Moudachirou Acakpo, rédacteur en chef / Radio Fraternité


« Si on doit parler de la liberté de la presse au Bénin, je dois d’entrée de jeu dire que nous faisons des efforts depuis 1990. Nous avons fait des efforts, nous avons fait des avancées. Mais depuis ces derniers temps, notamment depuis 3, 4 ans, on a régressé. Le Bénin a régressé en matière de liberté de presse. Il y a beaucoup de restrictions à la liberté d’expression qui constitue l’un des principes chers à notre démocratie. Les faits sont là et il y a le dernier rapport de Rsf (Reporter Sans Frontière) qui montre que notre pays a dégringolé. Cela traduit réellement déjà ce que nous vivons au niveau de notre pays. L’accès à l’information, c’est un problème. L’accès aux sources crédibles d’information, c’est un problème. Et même si vous avez travaillé, si vous avez investigué, vous avez les réelles informations, la diffusion, l’exploitation de ces informations pose un problème. Il y a une peur, une hantise dans le rang des professionnels des médias. Une sorte de manipulation, c’est la réalité sur le terrain. Nous régressons. Certes on n’a pas des journalistes persécutés, assassinés, tués comme ça se passe dans d’autres pays mais chez nous il y a une autre forme de restriction de la liberté et si on n’y prend garde, les prochains classements, nous allons nous retrouver au bas de l’échelle.

Bachirou Adam, faiseur d’opinion à Parakou

 

Parlant de la liberté de presse au Bénin, je suis déçu. Surtout qu’après le 06 avril 2016 le Président Patrice Talon a promis révéler le Bénin. Moi à mon entendement personnel, on ne peut pas révéler un pays sans la presse qui est le quatrième pouvoir au Bénin. La presse doit jouer un rôle prépondérant dans le processus de cette révélation. Mais aujourd’hui, c’est une presse qui est pris dans l’engrenage des politiciens, une presse qui n’arrive pas à investiguer sur un certain nombre de dossiers et ceux qui le font, se retrouvent devant les tribunaux. Quand c’est comme ça, la presse ne peut pas aider le gouvernement à jouer son rôle. La presse devrait être un outil de dénonciation de la mauvaise gouvernance. Aujourd’hui certains journalistes ont peur de dire ce qu’ils pensent et d’écrire ce qu’ils pensent. Le dernier rapport du classement du Reporter Sans Frontière (Rfs) en dit long. Le Bénin a régressé de 12 places.

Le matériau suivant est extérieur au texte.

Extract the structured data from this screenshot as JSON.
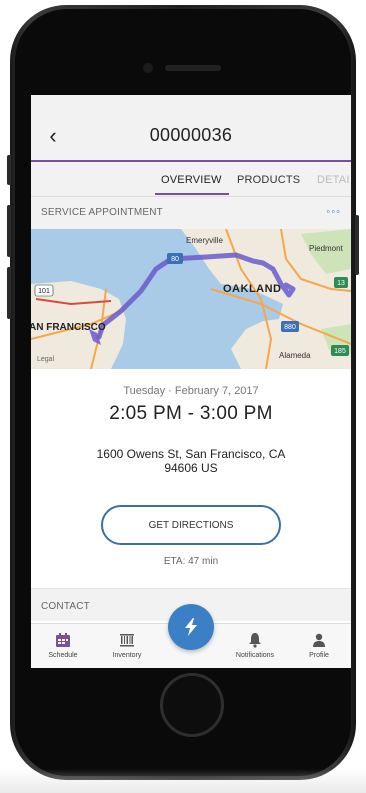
{
  "header": {
    "back_icon": "chevron-left-icon",
    "title": "00000036"
  },
  "tabs": [
    {
      "label": "OVERVIEW",
      "active": true
    },
    {
      "label": "PRODUCTS",
      "active": false
    },
    {
      "label": "DETAI",
      "active": false
    }
  ],
  "section": {
    "label": "SERVICE APPOINTMENT",
    "more_icon": "more-dots-icon"
  },
  "map": {
    "places": [
      "Emeryville",
      "Piedmont",
      "OAKLAND",
      "AN FRANCISCO",
      "Alameda",
      "Legal"
    ],
    "highways": [
      "80",
      "101",
      "13",
      "880",
      "185"
    ],
    "route_color": "#6a5acd"
  },
  "appointment": {
    "date": "Tuesday · February 7, 2017",
    "time": "2:05 PM - 3:00 PM",
    "address_line1": "1600 Owens St, San Francisco, CA",
    "address_line2": "94606 US",
    "directions_label": "GET DIRECTIONS",
    "eta": "ETA: 47 min"
  },
  "contact": {
    "label": "CONTACT"
  },
  "tab_bar": [
    {
      "label": "Schedule",
      "icon": "calendar-icon",
      "active": true
    },
    {
      "label": "Inventory",
      "icon": "barcode-icon",
      "active": false
    },
    {
      "label": "",
      "icon": "lightning-icon",
      "active": false
    },
    {
      "label": "Notifications",
      "icon": "bell-icon",
      "active": false
    },
    {
      "label": "Profile",
      "icon": "person-icon",
      "active": false
    }
  ],
  "colors": {
    "accent": "#7a4fa0",
    "button_border": "#3d6fa8",
    "fab": "#3b80c6"
  }
}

Albert Batcho, faiseur d’opinion à Parakou

S’il faut réellement dire la vérité, il faut dire que la presse béninoise n’est pas totalement libre. A voir ce qui se passe aujourd’hui, il y a quelque chose qui ne va pas au niveau de la presse béninoise. Entre temps le général Mathieu Kérékou avait dit que si les journalistes peuvent écrire ne serait-ce que pour manger, ça n’engage qu’eux. Aujourd’hui, quand les journalistes parlent ou bien ils écrivent et que le lendemain on les arrête, il y a quelque chose qui ne va pas.